Installing cabling for multipoint switching is quite easy. Simply run 3-conductor cable between all the switches. Start at one of the end outlet boxes and connect all the switch boxes together with 3-conductor cable until you reach the end-the other 3 way switch. The end boxes will have one 3-conductor cable, while all the switch boxes in between will have two-one incoming and one outgoing. From there the system cabling is identical to wiring a 3-way switch system. Run the power cable into one end box and the load into the other. Once the cables are run you can start the wiring. Wire the two end boxes the same as in a 3-way switch system. Once that is done, you can start inserting and wiring the 4 way switches. A typical 4-way switch switches the upper screw to the lower screw and then as the lever is thrown, it switches the upper screw in a diagonal to the lower screw on the opposite side. This is why it is said that a 4-way switch switches in an “X” pattern. However, every Electrical Marketplace 4-way switch may not switch with the same switching arrangement, so each switch should be checked with a continuity checker or with the instructions that comes with the 4-way switch.

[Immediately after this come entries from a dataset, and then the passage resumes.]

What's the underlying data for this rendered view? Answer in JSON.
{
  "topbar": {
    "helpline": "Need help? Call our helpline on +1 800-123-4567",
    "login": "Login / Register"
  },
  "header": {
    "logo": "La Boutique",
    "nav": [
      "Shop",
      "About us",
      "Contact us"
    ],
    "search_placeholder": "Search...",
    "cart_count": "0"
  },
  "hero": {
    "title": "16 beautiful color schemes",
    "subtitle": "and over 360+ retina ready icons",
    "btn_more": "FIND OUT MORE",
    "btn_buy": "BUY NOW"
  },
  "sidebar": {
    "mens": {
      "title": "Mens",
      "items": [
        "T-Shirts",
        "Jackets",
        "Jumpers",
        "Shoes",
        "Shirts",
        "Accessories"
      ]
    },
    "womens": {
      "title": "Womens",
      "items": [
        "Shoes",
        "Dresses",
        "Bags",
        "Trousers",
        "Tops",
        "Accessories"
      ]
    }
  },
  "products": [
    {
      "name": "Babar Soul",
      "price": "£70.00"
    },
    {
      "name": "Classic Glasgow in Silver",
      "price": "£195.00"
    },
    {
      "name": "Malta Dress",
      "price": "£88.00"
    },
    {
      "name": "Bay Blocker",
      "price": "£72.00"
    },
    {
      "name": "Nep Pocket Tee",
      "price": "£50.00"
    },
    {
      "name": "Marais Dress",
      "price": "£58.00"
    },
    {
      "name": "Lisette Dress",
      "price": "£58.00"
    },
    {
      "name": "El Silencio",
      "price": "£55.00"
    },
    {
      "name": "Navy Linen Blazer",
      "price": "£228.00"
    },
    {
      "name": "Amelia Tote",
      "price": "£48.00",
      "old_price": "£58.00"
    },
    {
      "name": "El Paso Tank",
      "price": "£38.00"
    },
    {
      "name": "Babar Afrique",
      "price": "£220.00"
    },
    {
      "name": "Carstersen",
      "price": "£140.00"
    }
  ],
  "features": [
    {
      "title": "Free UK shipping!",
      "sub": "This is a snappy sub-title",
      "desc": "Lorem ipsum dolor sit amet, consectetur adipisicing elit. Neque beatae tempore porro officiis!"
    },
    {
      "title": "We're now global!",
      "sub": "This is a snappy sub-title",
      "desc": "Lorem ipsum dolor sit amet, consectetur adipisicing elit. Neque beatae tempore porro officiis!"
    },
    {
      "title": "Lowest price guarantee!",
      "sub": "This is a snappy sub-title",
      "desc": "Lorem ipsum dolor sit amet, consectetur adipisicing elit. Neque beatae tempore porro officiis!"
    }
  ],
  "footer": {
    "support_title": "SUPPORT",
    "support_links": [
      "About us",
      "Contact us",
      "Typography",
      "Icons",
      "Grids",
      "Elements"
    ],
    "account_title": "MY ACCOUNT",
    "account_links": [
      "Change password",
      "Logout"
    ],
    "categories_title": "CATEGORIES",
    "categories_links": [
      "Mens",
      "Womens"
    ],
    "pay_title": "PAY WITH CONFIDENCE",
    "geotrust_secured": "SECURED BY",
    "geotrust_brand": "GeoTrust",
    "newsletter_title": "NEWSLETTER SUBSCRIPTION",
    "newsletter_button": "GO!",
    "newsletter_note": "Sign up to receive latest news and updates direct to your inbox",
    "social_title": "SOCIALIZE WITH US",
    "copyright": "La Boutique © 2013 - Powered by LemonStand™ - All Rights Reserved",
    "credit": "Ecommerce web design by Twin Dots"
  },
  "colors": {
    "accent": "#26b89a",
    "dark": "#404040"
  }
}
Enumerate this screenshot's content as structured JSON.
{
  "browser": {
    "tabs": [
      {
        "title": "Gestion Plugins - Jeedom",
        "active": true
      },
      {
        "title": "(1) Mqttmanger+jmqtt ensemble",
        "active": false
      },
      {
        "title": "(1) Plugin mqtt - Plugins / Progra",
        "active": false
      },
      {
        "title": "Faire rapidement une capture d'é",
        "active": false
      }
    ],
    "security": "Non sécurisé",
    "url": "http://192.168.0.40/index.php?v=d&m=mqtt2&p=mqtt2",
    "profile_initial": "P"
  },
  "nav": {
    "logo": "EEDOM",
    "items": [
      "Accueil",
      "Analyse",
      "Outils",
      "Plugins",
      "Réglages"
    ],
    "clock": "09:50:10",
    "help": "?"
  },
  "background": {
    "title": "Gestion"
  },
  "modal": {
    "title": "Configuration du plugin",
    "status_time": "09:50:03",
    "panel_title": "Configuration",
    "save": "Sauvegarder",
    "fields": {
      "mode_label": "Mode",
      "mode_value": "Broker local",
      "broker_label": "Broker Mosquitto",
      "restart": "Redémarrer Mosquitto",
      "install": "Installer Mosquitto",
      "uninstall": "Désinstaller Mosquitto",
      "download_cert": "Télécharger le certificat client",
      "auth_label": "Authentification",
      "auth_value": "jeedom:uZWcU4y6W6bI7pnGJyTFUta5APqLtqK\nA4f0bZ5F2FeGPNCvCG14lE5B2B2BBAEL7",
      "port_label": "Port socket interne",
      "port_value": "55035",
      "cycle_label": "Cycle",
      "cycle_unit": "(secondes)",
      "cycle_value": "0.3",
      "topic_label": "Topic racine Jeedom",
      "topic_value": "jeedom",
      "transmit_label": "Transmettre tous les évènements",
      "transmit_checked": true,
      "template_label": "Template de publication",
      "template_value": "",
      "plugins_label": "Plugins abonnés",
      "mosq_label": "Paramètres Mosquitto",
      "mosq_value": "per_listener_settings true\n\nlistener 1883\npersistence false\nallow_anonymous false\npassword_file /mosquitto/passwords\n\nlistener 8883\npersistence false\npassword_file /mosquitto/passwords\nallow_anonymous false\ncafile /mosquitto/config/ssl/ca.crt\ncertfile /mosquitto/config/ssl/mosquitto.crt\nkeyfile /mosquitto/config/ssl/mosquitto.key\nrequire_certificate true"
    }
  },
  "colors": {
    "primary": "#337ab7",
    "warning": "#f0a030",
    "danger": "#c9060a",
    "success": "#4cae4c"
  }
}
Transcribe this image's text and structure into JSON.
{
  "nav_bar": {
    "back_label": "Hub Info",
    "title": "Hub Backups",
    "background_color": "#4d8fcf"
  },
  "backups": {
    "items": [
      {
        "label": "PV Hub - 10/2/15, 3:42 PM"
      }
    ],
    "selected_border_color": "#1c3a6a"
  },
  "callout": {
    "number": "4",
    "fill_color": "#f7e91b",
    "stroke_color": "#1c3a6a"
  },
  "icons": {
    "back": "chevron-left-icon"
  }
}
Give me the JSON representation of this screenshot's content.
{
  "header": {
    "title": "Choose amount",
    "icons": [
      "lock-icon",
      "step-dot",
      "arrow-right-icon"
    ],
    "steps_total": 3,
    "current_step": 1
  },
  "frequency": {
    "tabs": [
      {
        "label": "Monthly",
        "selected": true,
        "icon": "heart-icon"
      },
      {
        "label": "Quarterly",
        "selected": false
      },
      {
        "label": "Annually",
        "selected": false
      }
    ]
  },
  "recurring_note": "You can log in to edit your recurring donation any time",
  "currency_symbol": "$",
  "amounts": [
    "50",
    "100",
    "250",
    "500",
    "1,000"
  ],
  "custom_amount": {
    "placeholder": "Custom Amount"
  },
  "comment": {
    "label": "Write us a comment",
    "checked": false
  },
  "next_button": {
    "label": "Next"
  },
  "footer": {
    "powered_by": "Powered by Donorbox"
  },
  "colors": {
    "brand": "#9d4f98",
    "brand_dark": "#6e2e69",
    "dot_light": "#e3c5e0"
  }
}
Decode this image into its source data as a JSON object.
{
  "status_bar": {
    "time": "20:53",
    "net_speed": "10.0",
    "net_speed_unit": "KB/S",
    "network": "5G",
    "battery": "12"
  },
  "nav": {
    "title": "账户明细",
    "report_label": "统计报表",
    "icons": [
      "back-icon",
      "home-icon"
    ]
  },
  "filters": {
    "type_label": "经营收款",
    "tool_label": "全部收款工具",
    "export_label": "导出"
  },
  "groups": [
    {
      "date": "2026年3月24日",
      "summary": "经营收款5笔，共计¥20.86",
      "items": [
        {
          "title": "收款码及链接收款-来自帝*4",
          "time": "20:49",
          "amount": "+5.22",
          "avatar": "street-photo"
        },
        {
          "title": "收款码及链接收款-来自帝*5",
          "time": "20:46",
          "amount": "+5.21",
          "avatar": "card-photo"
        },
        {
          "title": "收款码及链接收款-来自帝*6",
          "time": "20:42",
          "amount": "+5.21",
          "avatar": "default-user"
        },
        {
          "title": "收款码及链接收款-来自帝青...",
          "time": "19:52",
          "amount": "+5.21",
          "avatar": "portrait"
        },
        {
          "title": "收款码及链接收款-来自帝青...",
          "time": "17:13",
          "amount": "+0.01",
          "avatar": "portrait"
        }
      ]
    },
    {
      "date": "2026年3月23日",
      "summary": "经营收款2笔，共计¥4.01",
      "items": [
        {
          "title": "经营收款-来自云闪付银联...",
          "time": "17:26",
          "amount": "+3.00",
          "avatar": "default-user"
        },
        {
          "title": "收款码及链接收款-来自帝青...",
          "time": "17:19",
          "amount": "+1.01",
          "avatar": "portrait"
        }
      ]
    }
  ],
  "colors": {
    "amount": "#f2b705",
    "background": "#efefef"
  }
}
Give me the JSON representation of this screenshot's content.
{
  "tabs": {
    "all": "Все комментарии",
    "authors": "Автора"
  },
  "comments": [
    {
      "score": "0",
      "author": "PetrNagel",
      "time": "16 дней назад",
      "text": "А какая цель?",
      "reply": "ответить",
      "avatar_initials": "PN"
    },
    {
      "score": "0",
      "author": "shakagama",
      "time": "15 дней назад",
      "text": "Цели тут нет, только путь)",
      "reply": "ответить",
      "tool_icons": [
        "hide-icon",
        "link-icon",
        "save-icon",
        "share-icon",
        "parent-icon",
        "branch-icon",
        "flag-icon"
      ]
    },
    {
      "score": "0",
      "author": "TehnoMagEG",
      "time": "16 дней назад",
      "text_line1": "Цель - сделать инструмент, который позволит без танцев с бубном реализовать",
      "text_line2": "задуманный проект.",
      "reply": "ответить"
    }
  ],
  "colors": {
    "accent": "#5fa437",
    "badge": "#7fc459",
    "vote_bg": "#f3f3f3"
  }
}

How to Remove and Replace a Switch

  1. Remove power from the circuit by shutting off the circuit breaker or removing the fuse. Test the switch to make sure power is off by touching the probes of a multimeter to both screw terminals on the switch. The multimeter should read “zero”.
  2. Remove the old switch by disconnecting the wires from the screw terminals.
  3. If exposed ends of the wires are nicked, kinked or in less-than-perfect condition, cut the wires at the point where the insulation is stripped. Strip ¾ in. of insulation for each wire. Twist a loop into the end of each wire, using a long-nosed pliers.
  4. Attach the wire loops to the screw terminals on the switch. IT doesn’t matter which wire goes to which terminal on the switch. Make sure the switch is right-side up; The ON and OFF markings should read correctly from left to right.
  5. Fold the wires back into the box, starting with the ground. Attach the wall plate then turn the power on and test the switch.